How far along? 18 weeks
Total weight gain/loss: +10 lbs
Maternity clothes: Still just maternity pants, but I think that’s mostly because the pants are the only maternity clothing I own.
Stretch marks: Still haven’t spotted any new ones
Sleep: Still about 6-7 hours. I even managed to figure out (or my body did) how to manage my water intake so I don’t have to get up every single night at 04:30 to go pee. Now it’s only every other night or so.
Best Moment this week: I’d have to say that going to my WIC appointment was pretty fun. I learn new things every time I go, and I think that all the little hand-outs I get just makes it all feel more real.
Miss anything: A non-aching back. Although, that could be due more to my poor posture and the added weight than actually being pregnant. I’m sure if I sat up straighter (like my mom has been telling me to do for years), it wouldn’t be as bad.
Movement: I think so. I feel like I’m occasionally getting poked, but mostly I just feel something similar to cramps if I’m laying on a side that baby doesn’t particularly agree with.
Food Cravings: Not Olive Garden anymore! My wonderful husband took me there as a surprise. Now, it’s milk duds, well, just chocolate in general, but specifically milk duds.
Anything making you queasy or sick? Nothing that didn’t make me queasy when I wasn’t pregnant.
Labor signs: Nope.
Belly button in or out? In.
Wedding rings on or off? Still on. My fingers feel fatter, but I’m really hoping that’s just psychological.
Happy or Moody most of the time: Mostly still happy, but occasionally I get moody (I’m noticing the moody more now. I don’t think I’m moodier than before, just that I’m more aware of it.)

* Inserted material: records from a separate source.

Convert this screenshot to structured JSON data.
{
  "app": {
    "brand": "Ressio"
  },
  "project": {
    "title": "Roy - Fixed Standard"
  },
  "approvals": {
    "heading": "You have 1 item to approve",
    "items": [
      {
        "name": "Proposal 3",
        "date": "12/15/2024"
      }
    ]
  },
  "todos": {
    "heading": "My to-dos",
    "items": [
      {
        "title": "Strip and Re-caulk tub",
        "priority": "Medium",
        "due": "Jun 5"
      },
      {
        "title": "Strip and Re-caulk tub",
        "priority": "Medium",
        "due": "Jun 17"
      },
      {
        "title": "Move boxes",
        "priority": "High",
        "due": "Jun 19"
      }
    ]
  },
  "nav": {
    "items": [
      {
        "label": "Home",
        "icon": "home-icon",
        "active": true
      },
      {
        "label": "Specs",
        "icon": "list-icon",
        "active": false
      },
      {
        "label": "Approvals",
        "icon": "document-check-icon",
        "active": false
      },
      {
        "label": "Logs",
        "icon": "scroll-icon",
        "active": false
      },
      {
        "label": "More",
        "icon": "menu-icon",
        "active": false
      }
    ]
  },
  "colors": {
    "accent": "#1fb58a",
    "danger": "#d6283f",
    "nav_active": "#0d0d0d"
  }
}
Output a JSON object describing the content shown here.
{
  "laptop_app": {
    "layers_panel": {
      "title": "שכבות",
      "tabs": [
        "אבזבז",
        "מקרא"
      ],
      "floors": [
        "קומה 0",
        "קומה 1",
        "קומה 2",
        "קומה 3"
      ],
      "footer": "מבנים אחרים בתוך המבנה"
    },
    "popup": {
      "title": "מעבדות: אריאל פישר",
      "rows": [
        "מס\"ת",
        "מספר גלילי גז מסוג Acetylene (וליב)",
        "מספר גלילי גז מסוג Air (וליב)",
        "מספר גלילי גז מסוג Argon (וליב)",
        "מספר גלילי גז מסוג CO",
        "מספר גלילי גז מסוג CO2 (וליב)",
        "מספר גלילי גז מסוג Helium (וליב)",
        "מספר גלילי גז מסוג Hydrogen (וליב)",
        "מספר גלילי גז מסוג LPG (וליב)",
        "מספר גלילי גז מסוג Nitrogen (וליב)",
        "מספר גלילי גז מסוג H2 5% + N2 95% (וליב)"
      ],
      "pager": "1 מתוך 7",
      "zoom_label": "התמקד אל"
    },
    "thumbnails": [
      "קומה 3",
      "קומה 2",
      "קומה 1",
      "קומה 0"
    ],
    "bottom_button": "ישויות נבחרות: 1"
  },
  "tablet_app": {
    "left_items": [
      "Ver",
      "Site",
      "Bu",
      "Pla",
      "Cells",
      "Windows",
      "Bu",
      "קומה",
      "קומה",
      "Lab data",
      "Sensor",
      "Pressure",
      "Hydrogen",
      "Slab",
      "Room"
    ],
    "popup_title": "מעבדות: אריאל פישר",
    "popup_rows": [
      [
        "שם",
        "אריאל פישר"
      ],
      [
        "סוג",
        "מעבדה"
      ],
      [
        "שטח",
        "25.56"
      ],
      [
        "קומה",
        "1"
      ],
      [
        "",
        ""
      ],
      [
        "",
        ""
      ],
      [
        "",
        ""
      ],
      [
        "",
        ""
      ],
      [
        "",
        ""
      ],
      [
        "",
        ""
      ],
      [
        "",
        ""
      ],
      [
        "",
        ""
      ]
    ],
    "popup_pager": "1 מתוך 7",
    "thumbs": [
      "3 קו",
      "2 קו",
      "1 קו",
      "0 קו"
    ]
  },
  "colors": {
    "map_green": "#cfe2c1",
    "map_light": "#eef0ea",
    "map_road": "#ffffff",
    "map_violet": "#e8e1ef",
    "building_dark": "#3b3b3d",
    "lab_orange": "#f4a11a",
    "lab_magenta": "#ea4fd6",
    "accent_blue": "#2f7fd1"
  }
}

Looking forward to: Finding out if we’re buying blue bow ties or pink tu-tus. :) We find out July 24th!! (Jake says no tu-tus, and I said “What’s the point of having a girl if there are no tu-tus?”)
I’m in an interesting stage. To many people, I’m not technically a mom yet. I mean, I don’t have a child that I have to feed all the time and change its diapers and so on and so forth, but I feel like a mom. I mean, I feel like a mom a little bit already. I’m already experiencing some of that parenting guilt—especially when I eat something I probably shouldn’t be eating (nothing harmful, don’t worry. I just mean eating junk verses eating good, healthy food). I’m already hearing about how the doctors say I should do this thing this way, and then, someone will ask how my appointment went, and I’ll tell them. Then it starts, “Well, that’s not how I did it…” “Are you sure that’s what he said? Because when I was pregnant…” I know they’re trying to help, but sometimes it’d be nice not to receive advice unless I asked for it; I guess that’s just part of being pregnant.
I think it’s interesting how being pregnant helps prepare moms for becoming moms. I mean, at least, I think it does. Like I said, this is an interesting stage. I’m a mom, but I’m not a mom. I feel like a mom because I do have a child. Can you see (probably) him? Can you hold (probably) him? No, not yet. But I feel (probably) him. I’m aware of (probably) his existence. There is a little person inside of me who depends on me to make healthy choices for (probably) him. I feel like having a cat has kind of prepared me. When I say this, I mean it in the sense that I went from having no one to care about other than myself to having a small, more or less helpless creature depend on me for her survival. If I don’t feed Guinevere, she doesn’t eat. If I’m not aware of the small objects I leave laying around, she could eat one and die. If I don’t pay attention to her and recognize signs that something may be amiss in her health and take her to the vet to address these issues, she could die, or worse, she could be living in pain for a very long time. Gwen doesn’t prepare me for a lot of things, like dealing with stares of annoyed people as my kid cries in a restaurant, or being aware for hours on end as I try to soothe my colicky baby and as (probably) he shows us what a healthy set of lungs he was blessed with. Having Gwen doesn’t prepare me for raising a child. Sure, I have to teach Gwen not to scratch the furniture or pee on the carpet (which the girl has never done in her life), but at the end of the day, she’s only going to live in my house. She’s only going to interact with my family and the family and friends we have over. She isn’t going to have to go out into the world and be a productive citizen. I think that’s the part I’m most scared about (in regards to pregnancy; in regards to labor, I have a whole long list): making sure my child doesn’t end up a psychopath, brat, or bum. I know those aren’t the only options, but the fact that those are even options kind of scares me.
I know that as long as Jake and I are a united front and that we parent our children like our Heavenly Father parents us, we can’t go too wrong.